En parlant de clinique, il avait aussi réservé une place pour Gaëlle dans un institut à Chatou, les Feuillantines, qui prenait en charge de riches patients en dépression. Il connaissait l’endroit : il y avait lui-même fait plusieurs séjours. Pour la protéger, il y placerait ses propres hommes. Pas des flics ni des fonctionnaires : des gars à lui qui avaient plutôt l’habitude de gérer des coups d’État et des attentats terroristes.

Restait Erwan. Il n’avait pas encore eu l’occasion de l’engueuler mais il ne perdait rien pour attendre : le tueur ne cessait de se rapprocher de leur famille et il paraissait impuissant à l’arrêter ou à l’identifier.

— Donc je peux compter sur toi ? reprit-il en se plantant devant le bureau.

— Attention, fit Loïc en levant les mains, c’est pas du cent pour cent gagnant ! On va y laisser des plumes et j’arriverai peut-être pas à récupérer toutes nos actions. En plus, il faudra y aller mollo pour les rachats, afin de ne pas trop faire remonter le cours. Si mes prévisions sont justes, au moment de notre rapport annuel, l’action aura retrouvé son cours normal. Pas vu, pas pris…

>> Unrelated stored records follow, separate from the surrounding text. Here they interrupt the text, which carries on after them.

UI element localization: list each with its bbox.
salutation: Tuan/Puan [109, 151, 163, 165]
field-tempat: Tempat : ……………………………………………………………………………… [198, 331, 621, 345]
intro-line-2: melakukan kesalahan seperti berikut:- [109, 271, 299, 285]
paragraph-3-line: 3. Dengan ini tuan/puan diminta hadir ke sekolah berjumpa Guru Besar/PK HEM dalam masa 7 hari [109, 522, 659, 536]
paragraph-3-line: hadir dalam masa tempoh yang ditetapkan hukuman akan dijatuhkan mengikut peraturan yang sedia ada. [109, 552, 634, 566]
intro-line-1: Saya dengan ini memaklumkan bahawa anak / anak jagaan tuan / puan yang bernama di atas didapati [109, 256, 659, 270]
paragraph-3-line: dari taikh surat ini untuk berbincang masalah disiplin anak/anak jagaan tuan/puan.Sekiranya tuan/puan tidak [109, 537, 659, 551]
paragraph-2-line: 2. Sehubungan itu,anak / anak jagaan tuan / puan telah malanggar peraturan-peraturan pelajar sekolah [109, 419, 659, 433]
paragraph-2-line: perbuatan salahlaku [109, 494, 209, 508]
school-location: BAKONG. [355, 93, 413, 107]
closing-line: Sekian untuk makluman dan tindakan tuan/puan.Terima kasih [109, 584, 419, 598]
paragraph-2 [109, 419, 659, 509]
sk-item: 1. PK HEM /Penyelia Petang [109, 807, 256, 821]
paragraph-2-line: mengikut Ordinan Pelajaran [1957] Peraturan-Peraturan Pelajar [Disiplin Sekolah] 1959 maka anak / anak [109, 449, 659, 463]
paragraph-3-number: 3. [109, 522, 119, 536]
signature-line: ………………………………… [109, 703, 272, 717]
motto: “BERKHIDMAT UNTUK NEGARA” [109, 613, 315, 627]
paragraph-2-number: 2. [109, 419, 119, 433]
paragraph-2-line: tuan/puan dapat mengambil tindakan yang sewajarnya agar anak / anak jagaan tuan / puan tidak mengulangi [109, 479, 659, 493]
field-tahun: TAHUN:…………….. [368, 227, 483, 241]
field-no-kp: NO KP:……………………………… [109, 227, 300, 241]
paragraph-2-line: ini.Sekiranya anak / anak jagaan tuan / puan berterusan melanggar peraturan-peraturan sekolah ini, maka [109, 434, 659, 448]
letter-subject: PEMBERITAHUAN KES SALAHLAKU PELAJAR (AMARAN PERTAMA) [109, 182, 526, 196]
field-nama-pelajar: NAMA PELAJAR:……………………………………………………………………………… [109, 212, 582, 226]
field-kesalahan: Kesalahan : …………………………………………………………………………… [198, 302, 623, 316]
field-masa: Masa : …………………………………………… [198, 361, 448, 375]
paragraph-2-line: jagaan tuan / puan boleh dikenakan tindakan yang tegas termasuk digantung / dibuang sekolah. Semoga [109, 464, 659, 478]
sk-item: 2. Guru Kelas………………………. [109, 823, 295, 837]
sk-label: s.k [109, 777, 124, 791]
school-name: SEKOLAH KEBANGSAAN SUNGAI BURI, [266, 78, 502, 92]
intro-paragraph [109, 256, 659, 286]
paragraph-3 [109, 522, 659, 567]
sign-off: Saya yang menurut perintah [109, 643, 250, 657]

Morvan se pencha au-dessus de la table :

— Le seul vrai risque, c’est que les Blacks découvrent les nouveaux gisements. Détourne leur attention, qu’ils croient à des magouilles boursières et oublient le terrain. Et surtout, qu’ils ne pensent pas qu’on a voulu les entuber. Si on perd notre chemise dans l’affaire, c’est pas grave : on se rattrapera sur le brut.

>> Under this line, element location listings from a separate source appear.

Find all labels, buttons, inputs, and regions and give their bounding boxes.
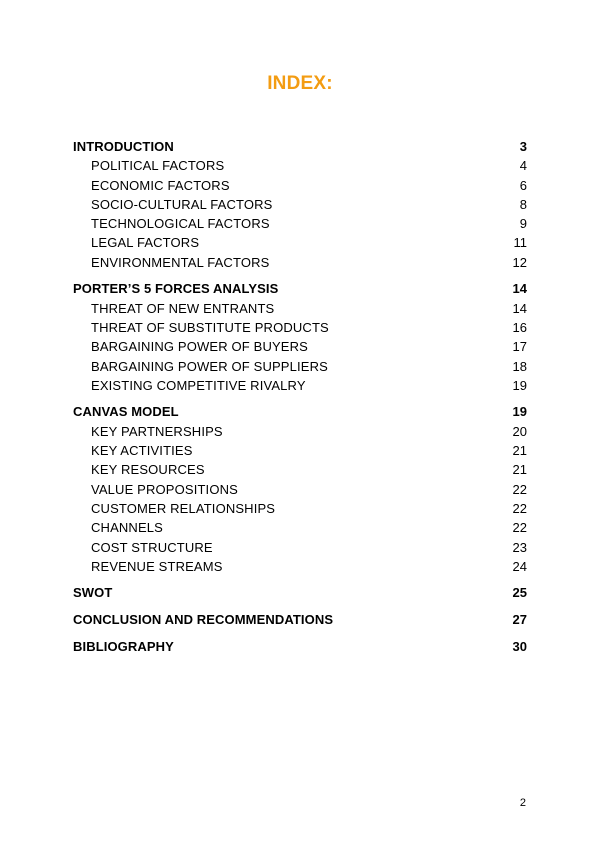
toc-section-entry[interactable] — [73, 279, 527, 298]
toc-entry-label: BIBLIOGRAPHY — [73, 638, 174, 654]
toc-entry-page-number: 27 — [512, 612, 527, 628]
toc-subsection-entry[interactable] — [73, 253, 527, 272]
toc-entry-page-number: 21 — [512, 462, 527, 478]
toc-entry-label: BARGAINING POWER OF BUYERS — [91, 339, 308, 355]
toc-entry-page-number: 3 — [519, 139, 527, 154]
toc-section-entry[interactable] — [73, 402, 527, 421]
toc-section-entry[interactable] — [73, 637, 527, 656]
toc-subsection-entry[interactable] — [73, 441, 527, 460]
toc-subsection-entry[interactable] — [73, 460, 527, 479]
toc-subsection-entry[interactable] — [73, 233, 527, 252]
toc-entry-page-number: 9 — [519, 216, 527, 232]
toc-entry-label: EXISTING COMPETITIVE RIVALRY — [91, 377, 306, 393]
toc-subsection-entry[interactable] — [73, 176, 527, 195]
toc-entry-page-number: 11 — [513, 235, 527, 251]
toc-entry-label: TECHNOLOGICAL FACTORS — [91, 216, 270, 232]
toc-entry-label: LEGAL FACTORS — [91, 235, 200, 251]
toc-entry-page-number: 21 — [512, 443, 527, 459]
toc-entry-page-number: 24 — [512, 558, 527, 574]
toc-subsection-entry[interactable] — [73, 422, 527, 441]
toc-entry-label: SWOT — [73, 585, 113, 601]
toc-subsection-entry[interactable] — [73, 195, 527, 214]
toc-subsection-entry[interactable] — [73, 538, 527, 557]
toc-entry-label: CHANNELS — [91, 520, 163, 536]
toc-entry-label: CONCLUSION AND RECOMMENDATIONS — [73, 612, 334, 628]
toc-entry-label: SOCIO-CULTURAL FACTORS — [91, 196, 273, 212]
toc-subsection-entry[interactable] — [73, 376, 527, 395]
toc-entry-page-number: 4 — [519, 158, 527, 174]
page-number: 2 — [519, 797, 526, 809]
table-of-contents — [73, 137, 527, 656]
toc-section-entry[interactable] — [73, 137, 527, 156]
toc-entry-label: COST STRUCTURE — [91, 539, 213, 555]
toc-entry-label: PORTER’S 5 FORCES ANALYSIS — [73, 281, 279, 297]
toc-subsection-entry[interactable] — [73, 214, 527, 233]
toc-entry-label: POLITICAL FACTORS — [91, 158, 225, 174]
toc-entry-label: CUSTOMER RELATIONSHIPS — [91, 500, 276, 516]
toc-entry-label: BARGAINING POWER OF SUPPLIERS — [91, 358, 328, 374]
toc-entry-page-number: 22 — [512, 481, 527, 497]
toc-entry-page-number: 17 — [512, 339, 527, 355]
toc-entry-label: KEY ACTIVITIES — [91, 443, 193, 459]
toc-entry-label: CANVAS MODEL — [73, 404, 179, 420]
toc-entry-page-number: 8 — [519, 196, 527, 212]
toc-entry-page-number: 25 — [512, 585, 527, 601]
toc-entry-label: THREAT OF SUBSTITUTE PRODUCTS — [91, 319, 329, 335]
toc-entry-label: REVENUE STREAMS — [91, 558, 223, 574]
toc-entry-page-number: 20 — [512, 423, 527, 439]
toc-entry-label: THREAT OF NEW ENTRANTS — [91, 300, 275, 316]
toc-subsection-entry[interactable] — [73, 318, 527, 337]
toc-entry-page-number: 19 — [512, 377, 527, 393]
toc-entry-label: ECONOMIC FACTORS — [91, 177, 230, 193]
toc-subsection-entry[interactable] — [73, 357, 527, 376]
toc-subsection-entry[interactable] — [73, 156, 527, 175]
toc-entry-label: ENVIRONMENTAL FACTORS — [91, 254, 270, 270]
toc-entry-page-number: 12 — [512, 254, 527, 270]
toc-section-entry[interactable] — [73, 583, 527, 602]
toc-subsection-entry[interactable] — [73, 499, 527, 518]
toc-entry-page-number: 23 — [512, 539, 527, 555]
toc-entry-label: VALUE PROPOSITIONS — [91, 481, 238, 497]
toc-subsection-entry[interactable] — [73, 337, 527, 356]
toc-entry-page-number: 14 — [512, 281, 527, 297]
toc-entry-page-number: 18 — [512, 358, 527, 374]
toc-subsection-entry[interactable] — [73, 480, 527, 499]
toc-section-entry[interactable] — [73, 610, 527, 629]
toc-entry-page-number: 22 — [512, 500, 527, 516]
toc-subsection-entry[interactable] — [73, 299, 527, 318]
toc-entry-page-number: 16 — [512, 319, 527, 335]
toc-subsection-entry[interactable] — [73, 557, 527, 576]
toc-entry-label: KEY PARTNERSHIPS — [91, 423, 223, 439]
toc-subsection-entry[interactable] — [73, 518, 527, 537]
toc-entry-label: KEY RESOURCES — [91, 462, 205, 478]
page-title: INDEX: — [267, 73, 333, 94]
toc-entry-page-number: 14 — [512, 300, 527, 316]
toc-entry-page-number: 30 — [512, 638, 527, 654]
toc-entry-page-number: 6 — [519, 177, 527, 193]
toc-entry-label: INTRODUCTION — [73, 139, 174, 154]
toc-entry-page-number: 19 — [512, 404, 527, 420]
toc-entry-page-number: 22 — [512, 520, 527, 536]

Tout en parlant, il précisait sa propre pensée. En réalité, il naviguait à vue, entre les conseils de son trouillard de fils, les menaces du clan Kabila et les agressions du Tueur aux clous.

Loïc planta son regard dans les pupilles de son père. Il avait les yeux si bleus qu’il était impossible de les contempler trop longtemps, comme le ciel, sous peine d’être pris de vertige. Morvan décida : Sofia ne lui avait pas encore parlé.